Myotendinous junction

Last revised by Andrew Murphy on 1 Sep 2020

Myotendinous junction (MTJ) is a part of the myotendinous unit, which connects muscle and tendon, and transmits forces between them.

Myotendinous junction consists of interdigitating tendon fibers and terminal myocytes, creating finger-like projections which increase the contact area between a tendon and a muscle, and - as a result - disperse the energy of a contracting muscle, decreasing focal stress.

In a healthy adult, the myotendinous junction is the 'weakest link' of the myotendinous unit and therefore it is its most commonly injured part.

The highest risk of strain occurs in large pennate muscles that cross two joints and produce large tensile forces (e.g. biceps femoris, quadratus femoris, biceps brachii).
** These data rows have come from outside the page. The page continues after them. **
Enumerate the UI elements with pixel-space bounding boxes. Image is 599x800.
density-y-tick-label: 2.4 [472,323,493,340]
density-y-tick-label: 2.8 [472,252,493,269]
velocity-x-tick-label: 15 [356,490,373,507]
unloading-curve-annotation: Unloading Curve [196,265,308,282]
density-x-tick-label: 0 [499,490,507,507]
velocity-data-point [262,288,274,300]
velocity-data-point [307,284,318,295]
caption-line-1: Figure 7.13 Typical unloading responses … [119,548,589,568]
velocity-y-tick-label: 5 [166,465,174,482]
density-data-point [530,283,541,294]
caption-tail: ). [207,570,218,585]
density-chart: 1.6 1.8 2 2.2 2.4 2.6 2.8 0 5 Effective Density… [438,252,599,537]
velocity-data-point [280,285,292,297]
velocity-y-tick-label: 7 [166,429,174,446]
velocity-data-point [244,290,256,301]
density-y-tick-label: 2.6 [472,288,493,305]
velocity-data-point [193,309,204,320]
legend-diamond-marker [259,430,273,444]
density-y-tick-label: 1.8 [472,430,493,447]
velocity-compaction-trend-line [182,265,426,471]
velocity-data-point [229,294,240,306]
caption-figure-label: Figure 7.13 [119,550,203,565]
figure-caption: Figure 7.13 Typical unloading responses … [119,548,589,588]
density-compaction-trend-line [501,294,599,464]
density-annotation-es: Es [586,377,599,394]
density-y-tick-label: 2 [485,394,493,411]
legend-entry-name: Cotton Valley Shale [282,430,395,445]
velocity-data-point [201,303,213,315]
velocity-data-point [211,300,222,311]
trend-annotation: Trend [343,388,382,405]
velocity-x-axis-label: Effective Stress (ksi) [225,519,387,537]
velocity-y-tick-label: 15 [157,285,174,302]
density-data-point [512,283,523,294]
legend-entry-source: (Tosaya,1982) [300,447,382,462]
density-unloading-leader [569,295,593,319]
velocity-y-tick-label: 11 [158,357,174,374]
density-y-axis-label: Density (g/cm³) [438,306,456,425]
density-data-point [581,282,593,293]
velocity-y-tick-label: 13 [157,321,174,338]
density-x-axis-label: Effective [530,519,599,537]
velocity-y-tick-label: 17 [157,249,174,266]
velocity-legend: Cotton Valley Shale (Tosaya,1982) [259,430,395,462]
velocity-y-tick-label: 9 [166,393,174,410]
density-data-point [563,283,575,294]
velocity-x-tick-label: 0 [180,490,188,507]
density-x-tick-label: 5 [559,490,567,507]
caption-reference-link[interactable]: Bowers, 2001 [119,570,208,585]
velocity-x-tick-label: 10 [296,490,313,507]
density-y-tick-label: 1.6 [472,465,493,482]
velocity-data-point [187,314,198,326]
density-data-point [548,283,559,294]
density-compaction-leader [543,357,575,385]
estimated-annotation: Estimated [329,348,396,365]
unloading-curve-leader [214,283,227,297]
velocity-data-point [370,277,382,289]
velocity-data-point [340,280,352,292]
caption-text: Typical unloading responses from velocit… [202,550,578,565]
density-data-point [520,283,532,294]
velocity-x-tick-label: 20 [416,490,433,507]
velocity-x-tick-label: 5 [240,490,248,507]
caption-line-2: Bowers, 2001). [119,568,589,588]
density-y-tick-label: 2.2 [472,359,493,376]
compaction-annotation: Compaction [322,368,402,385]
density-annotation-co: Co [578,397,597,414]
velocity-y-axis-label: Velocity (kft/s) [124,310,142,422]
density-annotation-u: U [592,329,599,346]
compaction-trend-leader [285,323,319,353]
A grading system of MTJ injuries was created in order to make an accurate diagnosis and prognosis:

  • mild strain: feathery interstitial edema and fluid/hemorrhage around the MTJ
  • moderate strain: intramuscular hematoma and perifascial fluid/hemorrhage
  • severe strain: MTJ tear with laxity/discontinuity of the tendon and muscle ends, sometimes with retraction

In case of an old strain, typical findings of scar tissue, old blood products and atrophy/fatty degeneration of the muscle can be found.